The EOB shows several key figures for each service line: the amount billed by the provider, the insurer's allowed amount (the negotiated rate for in-network services or the maximum the insurer considers reasonable for out-of-network services), the amount the insurer paid, and the amount that is your responsibility. The difference between the billed amount and the allowed amount is a contractual writeoff that you do not owe if the provider is in-network; this writeoff represents the benefit of having a negotiated network rate through your insurer.
Your responsibility amount is broken down into deductible applied, coinsurance, and copayment components. This allows you to track your progress toward your deductible and out-of-pocket maximum throughout the year. Many people discover discrepancies between what an EOB shows as their responsibility and what a provider bills them. When this occurs, contact your insurer before paying the provider's bill to verify which amount is correct under your policy terms. Billing errors in medical invoices are common, and the EOB is your authoritative record of what you actually owe.
Preventive Care: What Your Plan Must Cover for Free
Under the Affordable Care Act, all non-grandfathered health insurance plans are required to cover a defined list of preventive services at no cost to the patient when those services are delivered by an in-network provider. This means no copayment, no coinsurance, and the service does not count against your deductible. These covered preventive services include annual wellness visits, many cancer screenings, blood pressure and cholesterol testing, depression screening, immunizations on the CDC recommended schedule, and a range of screenings and counseling services tailored to specific age groups and risk factors.
The no-cost preventive care requirement is one of the most tangible and consistently valuable benefits of ACA-compliant health insurance for generally healthy adults who use medical services primarily for wellness maintenance. A family that takes advantage of all applicable no-cost preventive services receives hundreds of dollars in medical care value annually without any cost-sharing contribution. Understanding which services qualify and using them consistently is particularly important for HDHP enrollees who pay out of pocket for most non-preventive services until the deductible is met.

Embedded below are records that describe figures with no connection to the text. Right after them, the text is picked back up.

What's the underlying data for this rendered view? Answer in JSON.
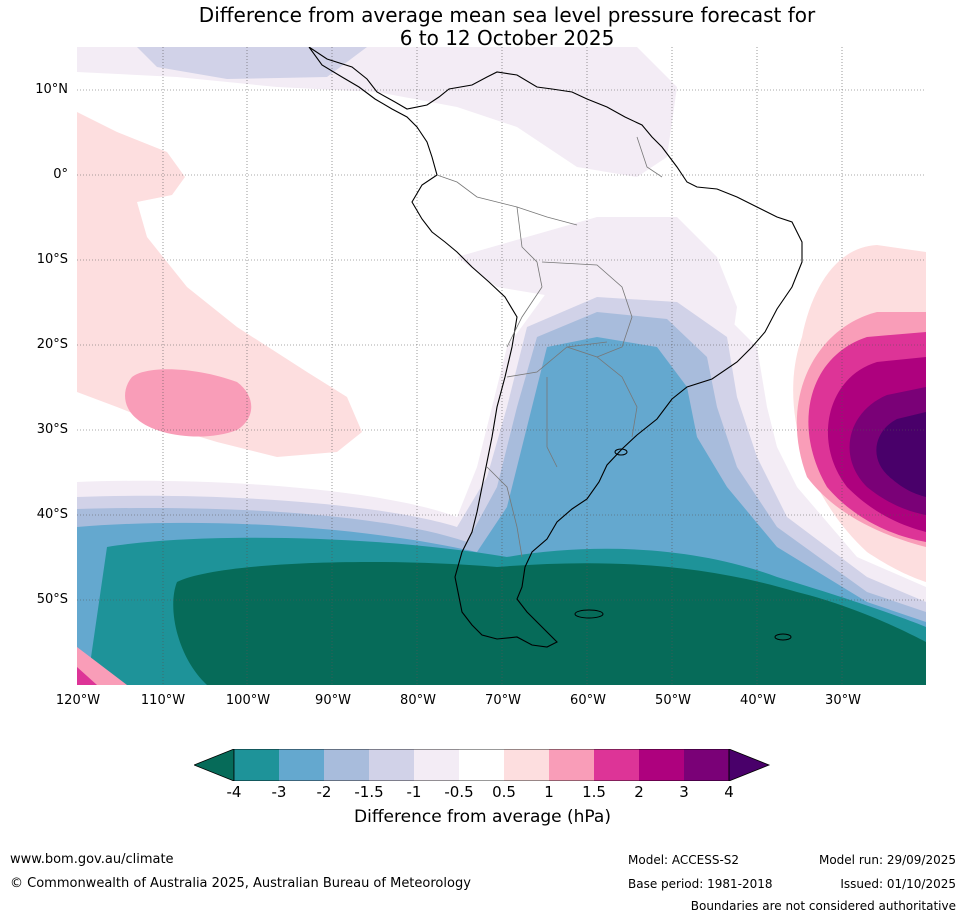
{
  "title": {
    "line1": "Difference from average mean sea level pressure forecast for",
    "line2": "6 to 12 October 2025"
  },
  "lat_ticks": [
    "10°N",
    "0°",
    "10°S",
    "20°S",
    "30°S",
    "40°S",
    "50°S"
  ],
  "lon_ticks": [
    "120°W",
    "110°W",
    "100°W",
    "90°W",
    "80°W",
    "70°W",
    "60°W",
    "50°W",
    "40°W",
    "30°W"
  ],
  "colorbar": {
    "title": "Difference from average (hPa)",
    "labels": [
      "-4",
      "-3",
      "-2",
      "-1.5",
      "-1",
      "-0.5",
      "0.5",
      "1",
      "1.5",
      "2",
      "3",
      "4"
    ],
    "colors": {
      "below_-4": "#066b59",
      "-4_-3": "#1e9399",
      "-3_-2": "#64a8cf",
      "-2_-1.5": "#a8bcdc",
      "-1.5_-1": "#d1d2e8",
      "-1_-0.5": "#f3ecf5",
      "-0.5_0.5": "#ffffff",
      "0.5_1": "#fddedf",
      "1_1.5": "#f99db8",
      "1.5_2": "#dd3497",
      "2_3": "#ae017e",
      "3_4": "#7a0177",
      "above_4": "#49006a"
    }
  },
  "footer": {
    "website": "www.bom.gov.au/climate",
    "copyright": "© Commonwealth of Australia 2025, Australian Bureau of Meteorology",
    "model": "Model: ACCESS-S2",
    "base_period": "Base period: 1981-2018",
    "model_run": "Model run: 29/09/2025",
    "issued": "Issued: 01/10/2025",
    "disclaimer": "Boundaries are not considered authoritative"
  }
}
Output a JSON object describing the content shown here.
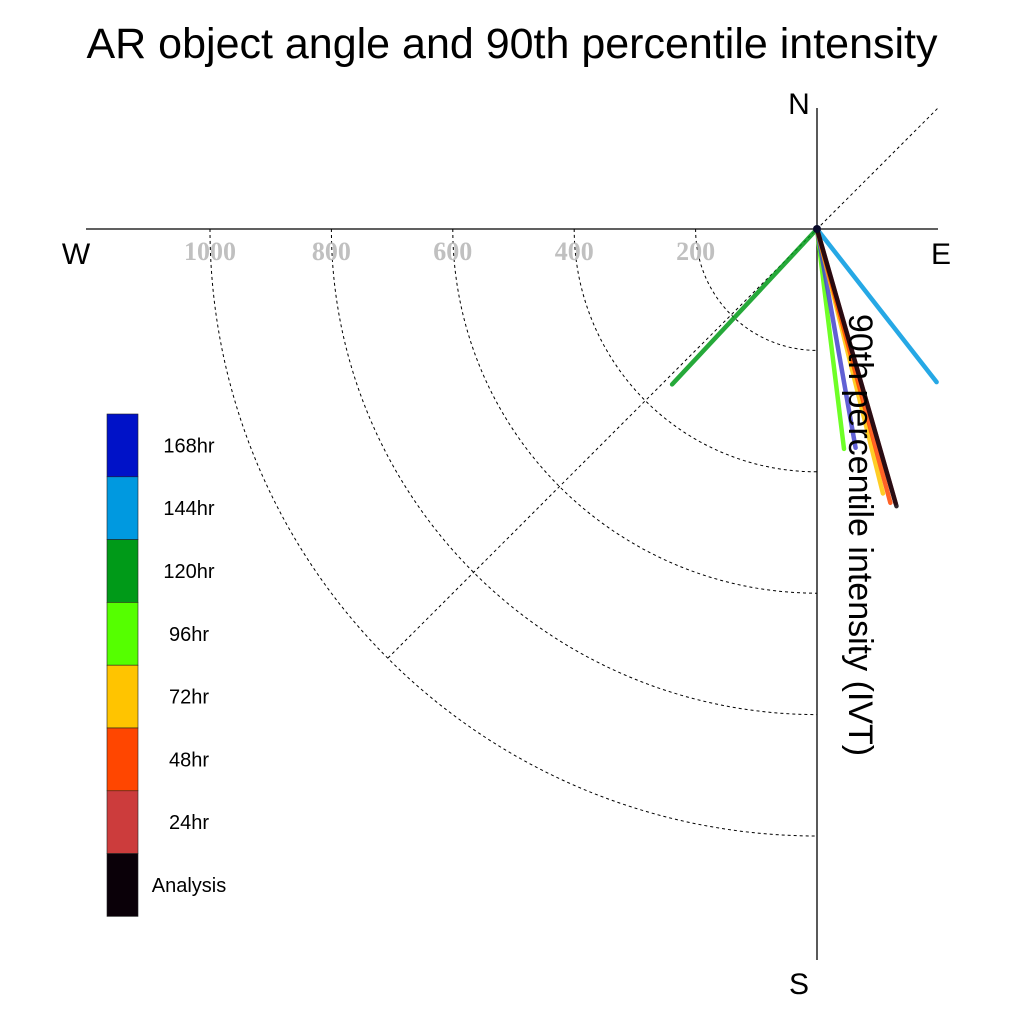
{
  "chart_data": {
    "type": "radial-vector",
    "title": "AR object angle and 90th percentile intensity",
    "ylabel": "90th percentile intensity (IVT)",
    "compass": {
      "north": "N",
      "south": "S",
      "east": "E",
      "west": "W"
    },
    "radial_ticks": [
      "200",
      "400",
      "600",
      "800",
      "1000"
    ],
    "radial_tick_values": [
      200,
      400,
      600,
      800,
      1000
    ],
    "rmax": 1000,
    "grid": true,
    "legend_placement": "left",
    "legend": [
      {
        "label": "168hr",
        "color": "#0012c8"
      },
      {
        "label": "144hr",
        "color": "#0099e0"
      },
      {
        "label": "120hr",
        "color": "#009a18"
      },
      {
        "label": "96hr",
        "color": "#55ff00"
      },
      {
        "label": "72hr",
        "color": "#ffc400"
      },
      {
        "label": "48hr",
        "color": "#ff4600"
      },
      {
        "label": "24hr",
        "color": "#cc3c3c"
      },
      {
        "label": "Analysis",
        "color": "#0a0008"
      }
    ],
    "series": [
      {
        "name": "144hr",
        "color": "#0099e0",
        "angle_deg": 142,
        "intensity": 320
      },
      {
        "name": "120hr",
        "color": "#009a18",
        "angle_deg": 223,
        "intensity": 350
      },
      {
        "name": "96hr",
        "color": "#55ff00",
        "angle_deg": 173,
        "intensity": 365
      },
      {
        "name": "168hr",
        "color": "#4444cc",
        "angle_deg": 170,
        "intensity": 366
      },
      {
        "name": "72hr",
        "color": "#ffc400",
        "angle_deg": 166,
        "intensity": 449
      },
      {
        "name": "48hr",
        "color": "#ff4600",
        "angle_deg": 165,
        "intensity": 467
      },
      {
        "name": "24hr",
        "color": "#cc3c3c",
        "angle_deg": 164,
        "intensity": 470
      },
      {
        "name": "Analysis",
        "color": "#0a0008",
        "angle_deg": 164,
        "intensity": 475
      }
    ]
  }
}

Insurance coverage decisions benefit from regular review because both your circumstances and the insurance market change continuously. Setting a calendar reminder to review your coverage at least 30 days before each renewal gives you time to compare quotes, evaluate coverage changes, and make adjustments based on changes in your financial situation, family structure, or risk exposure. The most effective insurance strategy is not a one-time decision but an ongoing process of alignment between your coverage structure and your actual needs and financial capabilities.